Je ne vois pas l'intérêt de verser du champagne dans une carafe, d'autant moins lorsqu'on me tend l'argument que cela permet de l'aérer, de le rendre moins gazeux et plus digeste ! 

Les chefs de cave mettent quinze mois à trois ans (bien plus pour certaines cuvées) à élaborer leur vin afin que des bulles naissent naturellement dans le vin.

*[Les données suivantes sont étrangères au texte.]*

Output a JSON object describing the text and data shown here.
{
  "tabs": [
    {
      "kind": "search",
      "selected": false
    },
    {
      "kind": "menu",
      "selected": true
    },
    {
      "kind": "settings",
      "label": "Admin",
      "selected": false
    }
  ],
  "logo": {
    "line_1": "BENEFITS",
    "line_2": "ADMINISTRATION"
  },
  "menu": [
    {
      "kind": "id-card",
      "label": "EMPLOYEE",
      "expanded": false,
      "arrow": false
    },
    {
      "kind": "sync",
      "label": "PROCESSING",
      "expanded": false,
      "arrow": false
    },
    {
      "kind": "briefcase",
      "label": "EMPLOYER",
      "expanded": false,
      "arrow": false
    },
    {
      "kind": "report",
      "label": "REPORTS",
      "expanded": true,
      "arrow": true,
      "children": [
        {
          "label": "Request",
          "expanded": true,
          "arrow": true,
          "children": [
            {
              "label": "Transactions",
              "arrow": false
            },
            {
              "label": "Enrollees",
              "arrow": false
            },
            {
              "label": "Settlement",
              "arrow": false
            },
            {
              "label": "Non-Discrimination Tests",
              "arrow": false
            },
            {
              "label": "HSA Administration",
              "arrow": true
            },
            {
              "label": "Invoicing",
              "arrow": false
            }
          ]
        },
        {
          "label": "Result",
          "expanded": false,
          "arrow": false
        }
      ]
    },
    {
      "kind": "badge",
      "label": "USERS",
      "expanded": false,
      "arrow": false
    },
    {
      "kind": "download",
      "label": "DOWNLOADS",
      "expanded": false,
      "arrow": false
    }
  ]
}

Si un consommateur désire une carafe pour atténuer le gaz, retirer des bulles ou mieux digérer, qu'il boive un vin tranquille, il aura davantage de plaisir ! 
Et si la carafe est un argument visant à réduire la sucrosité des cuvées demi-sec à doux, offrez-vous plutôt un vin blanc moelleux !

La carafe est, selon moi, un argument de vente et de marketing créé par les responsables commerciaux des marques - qui la conseillent -, et je ne pense pas que les chefs de cave de ces marques appuient cette démarche, car elle est méprisante envers leur travail. 

Au demeurant, si un vin présente effectivement une effervescence peu soignée et excessive, la carafe peut être une option, même si je pense que le seul fait d'attendre cinq minutes, une fois le vin versé dans le verre, sera aussi efficace que l'oxygénation de l'esthétique carafe. 

Opinion également valable pour les champagnes âgés qu'on veut aérer : un verre bien adapté se révèle le contenant le plus sûr.